Mitterteich. Kurt Rodehau las beim Arbeitskreis Literatur aus Werken bekannter bayerischer Schriftsteller.

Kurt Rodehau bei seinem Vortrag. Foto: Werner Männer
Kurt Rodehau bei seinem Vortrag. Foto: Werner Männer
Foto: Werner Männer
Foto: Werner Männer
Foto: Werner Männer,a
Foto: Werner Männer


Es war eine intime Runde, die sich beim jüngsten Arbeitskreis Literatur im Mehrgenerationenhaus zusammenfand, die Initiator Karl Haberkorn begrüßen konnte. Kurt Rodehau aus Marktredwitz hatte er dieses Mal eingeladen, der Auszüge aus Büchern von Otto Schemm, Helmut Zöpfl und Josef Fendl zum Besten gab.
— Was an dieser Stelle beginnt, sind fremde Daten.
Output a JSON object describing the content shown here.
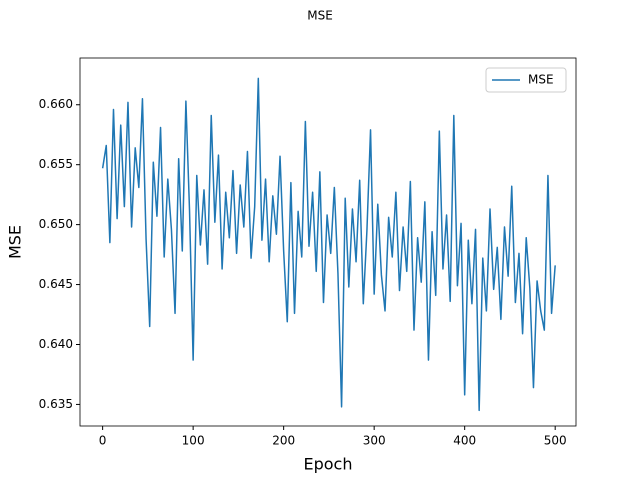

Nicht nur einfach vorgelesen

Rodehau ist Schauspieler und Regisseur beim Amateurtheater Marktredwitz. Er verstand es ausgezeichnet, die Texte nicht nur vorzulesen, sondern sie auf eigene individuelle Art vorzutragen. Er begann mit einer Geschichte von Otto Schemm.

Der Arzberger Schriftsteller, der im vergangenen Jahr 100 Jahre alt geworden wäre, ist in Mitterteich kein Unbekannter. Seine Beiträge sind voll aus dem Leben gegriffen, so auch die Geschichte vom Deas mit dem Märzen-Bock, die am Brückengeländer endete – „weil die Unterhose zu dünn war“.

Das Spiel mit der Literatur

Josef Fendl, der auch als „Philosoph des Bayerwaldes“ bezeichnet wird, ist in diesem Jahr mit 93 Jahren verstorben. Rodehau erinnerte an ihn mit der Geschichte von dem Schwammerl und der Pfarrköchin. Von Helmut Zöpfl interpretierte er einen Beitrag, wo es um einen Vortrag zum Thema „Sag Ja zum Nein“ ging. Es entwickelte sich ein interessanter Dialog in dem Beitrag, den Rodehau anschaulich wiedergab.

Bis die beiden Vortragenden nach einem ewigen Diskurs sich endlich einigen konnten, musste der Beitrag aus Zeitmangel beendet werden. Und am Schluss bedankte sich der Moderator für das „gute Gespräch“. Referent Rodehau brachte dies so lebensnah zu Gehör, dass man meinen könnte man sei dabei gewesen.

Starke Geschichten mit Musik präsentiert

Der Referent präsentierte noch weitere Deasgeschichten wie zum Beispiel die endlose Fahrt im Karussell – Reitschell im Dialekt. Der elfjährige Max Haberkorn aus Pleußen leistete mit seinen Akkordeonvorträgen einen wichtigen Beitrag zum Gelingen dieses literarischen Abends.

Es geht weiter

Zum nächsten Mal trifft sich der Arbeitskreis wieder am 9. September. Dann stellt Hans-Günther Lauth sein neues Buch vor. Der Eintritt zu diesen Abenden ist stets kostenlos.